Anwar menegaskan itu adalah produk Timur Tengah abad 10, dan tidak relevan lagi dalam konteks Indonesia dewasa ini.

”Muslim Indonesia berbeda dengan Muslim di Timur Tengah karena Muslim Indonesia berpijak pada kearifan lokal yang membuat mereka santun dan menghargai yang lain,” tambahnya.

Ia juga menjelaskan bahwa yang dilakukan di Indonesia bukanlah Islamisasi, melainkan Arabisasi termasuk simbol-simbol.

”Substansi iman lebih penting daripada simbol,” tandas Anwar.

Ia menambahkan, kelompok radikal mempromosikan intoleransi lewat pendidikan terutama orang muda yang dikirm untuk belajar di Timur Tengah. Setelah kembali ke tanah air mereka menjadi radikal kerena telah dicekok dengan ideologi radikal.

Akan tetapi di Indonesia mereka harus berhadapan dengan Nahdlatul Ulama dan Muhammadiyah, dua organisasi besar yang mencintai keharmonisan dan menghargai kebhinekaan.

Kendala lain yang menyebabkan radilkalisme berkembang antara lain regulasi yang diskriminatif, lemahnya penegakkan hukum, politik pembiaran, serta penafsiran yang terlalu tekstual.

”Namun saya optimis nasionalisme di Indonesia tetap eksis karena sebagian besar partai di DPR berbasis nasionalis,” tambahnya.

Pastor Aloysius Budi Purnomo, salah satu pembicara pada forum tersebut, mengatakan meningkatnya kekerasan atas nama agama akhir-akhir ini tidak memudarkan keyakinannya bahwa Islam adalah agama yang menebarkan perdamaian.

”Kita hendaknya merajut perbedaan melalui kearifan lokal dalam budaya kita,” kata Ketua Komisi HAK Keuskupan Agung Semarang itu.

Ia mengajak umat Katolik untuk lebih berinisiatif dalam dialog dan melakukan pendekatan dengan umat Muslim, dan juga dengan agama-agama lain, terutama dengan akar rumput.

Dalam homili misa pelantikan pengurus FMKI, Pastor Yohanes Rasul Edy Purwanto, sekretaris eksekutif Konferensi Waligereja Indonesia, menegaskan tugas FMKI harus adalah menjadi juru damai dan ikut terlibat pada kelompok akar rumput.

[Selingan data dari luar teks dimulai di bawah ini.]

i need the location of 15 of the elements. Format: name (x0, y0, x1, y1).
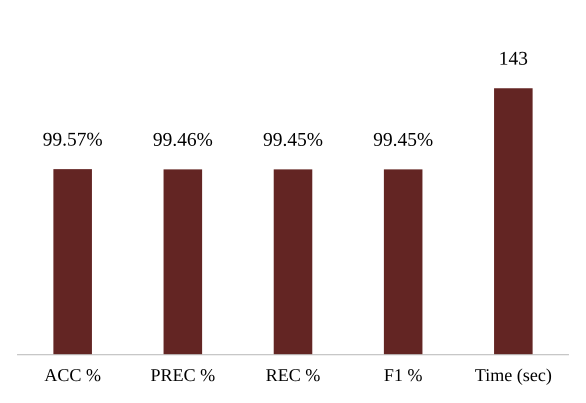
bar (164, 169, 202, 355)
bar (494, 88, 533, 355)
bar (384, 169, 422, 355)
x-tick-label: Time (sec) (475, 368, 552, 385)
x-tick-label: REC % (266, 369, 320, 382)
data-label: 99.45% (374, 132, 432, 146)
bar (53, 169, 92, 355)
x-tick-label: ACC % (44, 369, 100, 382)
x-tick-label: PREC % (150, 369, 215, 382)
data-label: 99.45% (264, 132, 322, 146)
data-label: 143 (500, 52, 528, 65)
bar (274, 169, 312, 355)
data-label: 99.46% (153, 132, 212, 146)
x-tick-label: F1 % (384, 369, 422, 382)
data-label: 99.57% (43, 132, 102, 146)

”Forum ini bukan untuk kumpul-kumpul, arisan atau belajar liturgi tapi ikut peduli terhadap masalah sosial dan politik yang saat ini menjadi keprihatinan kita bersama,” katanya.

Sementara itu Veronica Wiwiek Sulistyo, ketua FMKI, mengatakan kepada ucanews.com, akan menjadikan pembahasan tersebut sebagai bagian dari program komunitas.